Осия еще несколько раз задал Богу вопрос, надеясь получить хотя бы какие-то пояснения, но… больше в этот вечер Господь с ним не разговаривал.
Недоуменно пожав плечами, он наконец, встал и, подойдя к своему столу, открыл место, где лежали деньги. Отсчитав десятую часть, он отложил ее в другой ящик в отдельную коробочку.
Затем он немного подумал и, взяв библию, снова опустился в кресло и принялся читать.
Было уже за полночь, когда в прихожей раздался долгожданный звук открывающейся двери, и на пороге появилась Глория.
Осия весь извелся, ожидая ее. Он и читал, и молился, и несколько раз выходил на кухню и наливал себе чай, и снова читал, и снова молился, и даже несколько раз выходил на балкон, хотя и знал, что дорога и подъезд находятся с другой стороны дома.
Когда жена вошла, его чуткий нос тут же уловил запах спиртного.
– Глория?! Где ты была? Я весь извелся. Ты, что… выпила?
Она молча смотрела исподлобья, как маленький зверек, готовый защищаться, если к нему подойти поближе.
– Что случилось? – Он взглянул на часы. – Тебя не было целых семь часов!
– И что? Я теперь плохая, да, плохая?! Ты теперь меня не любишь? Я тебя недостойна, да? Ну, конечно! Ты ведь весь такой правильный! Такой святой! Тебя все любят и уважают, а я никто, понимаешь, никто! Я просто приставка к твоей жизни, чтобы у тебя был статус. Чтобы ты выглядел еще святее.

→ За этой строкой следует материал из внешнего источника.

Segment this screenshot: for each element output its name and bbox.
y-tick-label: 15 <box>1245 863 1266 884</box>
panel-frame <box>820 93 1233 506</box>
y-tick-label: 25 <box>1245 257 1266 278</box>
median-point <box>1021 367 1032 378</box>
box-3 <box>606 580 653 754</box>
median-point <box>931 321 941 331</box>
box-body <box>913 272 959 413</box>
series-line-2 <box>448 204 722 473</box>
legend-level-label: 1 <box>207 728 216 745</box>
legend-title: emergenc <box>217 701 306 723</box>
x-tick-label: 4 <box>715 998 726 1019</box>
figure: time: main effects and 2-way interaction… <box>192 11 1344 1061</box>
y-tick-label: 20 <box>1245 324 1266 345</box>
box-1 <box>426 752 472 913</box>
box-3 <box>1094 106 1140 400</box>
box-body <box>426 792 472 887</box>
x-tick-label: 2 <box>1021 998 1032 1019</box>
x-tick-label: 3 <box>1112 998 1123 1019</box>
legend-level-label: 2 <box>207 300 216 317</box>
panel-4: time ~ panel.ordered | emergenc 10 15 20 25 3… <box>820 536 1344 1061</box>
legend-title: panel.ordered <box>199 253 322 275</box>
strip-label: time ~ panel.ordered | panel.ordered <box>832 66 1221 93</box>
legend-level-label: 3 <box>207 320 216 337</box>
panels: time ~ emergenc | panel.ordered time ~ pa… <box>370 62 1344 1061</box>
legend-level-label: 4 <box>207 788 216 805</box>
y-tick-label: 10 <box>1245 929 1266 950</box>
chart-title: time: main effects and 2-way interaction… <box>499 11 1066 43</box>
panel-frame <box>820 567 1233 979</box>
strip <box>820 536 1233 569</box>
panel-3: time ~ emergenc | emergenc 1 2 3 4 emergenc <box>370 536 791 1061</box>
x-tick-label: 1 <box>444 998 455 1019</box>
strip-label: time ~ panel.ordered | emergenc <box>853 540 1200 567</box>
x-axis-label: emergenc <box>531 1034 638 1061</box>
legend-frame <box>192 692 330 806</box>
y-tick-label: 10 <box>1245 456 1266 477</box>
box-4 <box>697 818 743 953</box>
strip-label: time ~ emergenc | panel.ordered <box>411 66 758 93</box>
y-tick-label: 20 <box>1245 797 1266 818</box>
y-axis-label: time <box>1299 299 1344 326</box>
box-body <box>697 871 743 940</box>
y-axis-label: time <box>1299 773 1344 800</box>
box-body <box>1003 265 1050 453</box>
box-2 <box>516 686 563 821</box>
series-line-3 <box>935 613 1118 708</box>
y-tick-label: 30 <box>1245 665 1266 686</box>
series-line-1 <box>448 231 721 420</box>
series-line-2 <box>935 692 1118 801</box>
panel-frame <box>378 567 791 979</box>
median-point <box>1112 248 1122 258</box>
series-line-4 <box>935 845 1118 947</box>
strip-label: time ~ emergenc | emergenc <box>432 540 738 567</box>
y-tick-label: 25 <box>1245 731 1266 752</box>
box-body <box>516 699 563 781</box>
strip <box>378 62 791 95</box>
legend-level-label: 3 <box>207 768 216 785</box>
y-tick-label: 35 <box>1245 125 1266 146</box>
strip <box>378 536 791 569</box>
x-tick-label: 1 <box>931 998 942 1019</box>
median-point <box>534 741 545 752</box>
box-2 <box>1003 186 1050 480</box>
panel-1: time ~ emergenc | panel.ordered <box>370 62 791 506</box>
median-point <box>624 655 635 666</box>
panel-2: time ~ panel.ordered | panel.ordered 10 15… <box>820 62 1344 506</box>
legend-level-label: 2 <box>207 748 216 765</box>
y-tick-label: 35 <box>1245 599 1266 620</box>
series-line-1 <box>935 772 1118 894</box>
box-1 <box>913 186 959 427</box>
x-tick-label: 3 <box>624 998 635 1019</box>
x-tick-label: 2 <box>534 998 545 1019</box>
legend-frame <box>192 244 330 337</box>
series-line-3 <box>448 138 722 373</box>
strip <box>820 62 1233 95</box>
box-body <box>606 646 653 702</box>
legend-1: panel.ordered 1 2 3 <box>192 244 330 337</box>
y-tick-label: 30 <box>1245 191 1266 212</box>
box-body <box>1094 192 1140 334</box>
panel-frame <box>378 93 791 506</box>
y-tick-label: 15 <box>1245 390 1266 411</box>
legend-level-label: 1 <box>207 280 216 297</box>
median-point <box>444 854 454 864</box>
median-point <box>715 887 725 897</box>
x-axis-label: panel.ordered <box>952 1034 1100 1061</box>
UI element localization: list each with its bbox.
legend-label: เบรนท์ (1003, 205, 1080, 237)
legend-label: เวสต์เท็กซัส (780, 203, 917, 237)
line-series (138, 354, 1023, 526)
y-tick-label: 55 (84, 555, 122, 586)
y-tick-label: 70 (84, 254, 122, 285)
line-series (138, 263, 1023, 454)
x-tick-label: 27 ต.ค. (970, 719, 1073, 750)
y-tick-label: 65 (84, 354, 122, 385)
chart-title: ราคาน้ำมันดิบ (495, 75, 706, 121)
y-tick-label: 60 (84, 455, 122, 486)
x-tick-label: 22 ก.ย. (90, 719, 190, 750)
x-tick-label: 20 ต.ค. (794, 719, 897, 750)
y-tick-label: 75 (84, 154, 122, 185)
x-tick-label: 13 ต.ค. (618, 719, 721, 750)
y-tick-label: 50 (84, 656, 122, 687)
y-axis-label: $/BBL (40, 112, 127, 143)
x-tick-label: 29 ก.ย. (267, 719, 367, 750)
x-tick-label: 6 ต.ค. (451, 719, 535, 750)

Ее как будто прорвало, и теперь слова неудержимым потоком лились из ее уст.
– Скажите, пожалуйста! – Она всплеснула руками. – Великий святой отец Осия взял в жены стриптизершу и сделал из нее праведницу. Какой молодец! Она теперь не пьет, не курит, не ругается матом. Она сидит послушно дома одна с детьми, не гуляет, не блудит. Какой молодец, великий отец Осия! А жена кто? Жену он подобрал на помойке! Отмыл, отскоблил от грязи, и теперь, вот это да! Вот это человек! Она теперь просто паинька…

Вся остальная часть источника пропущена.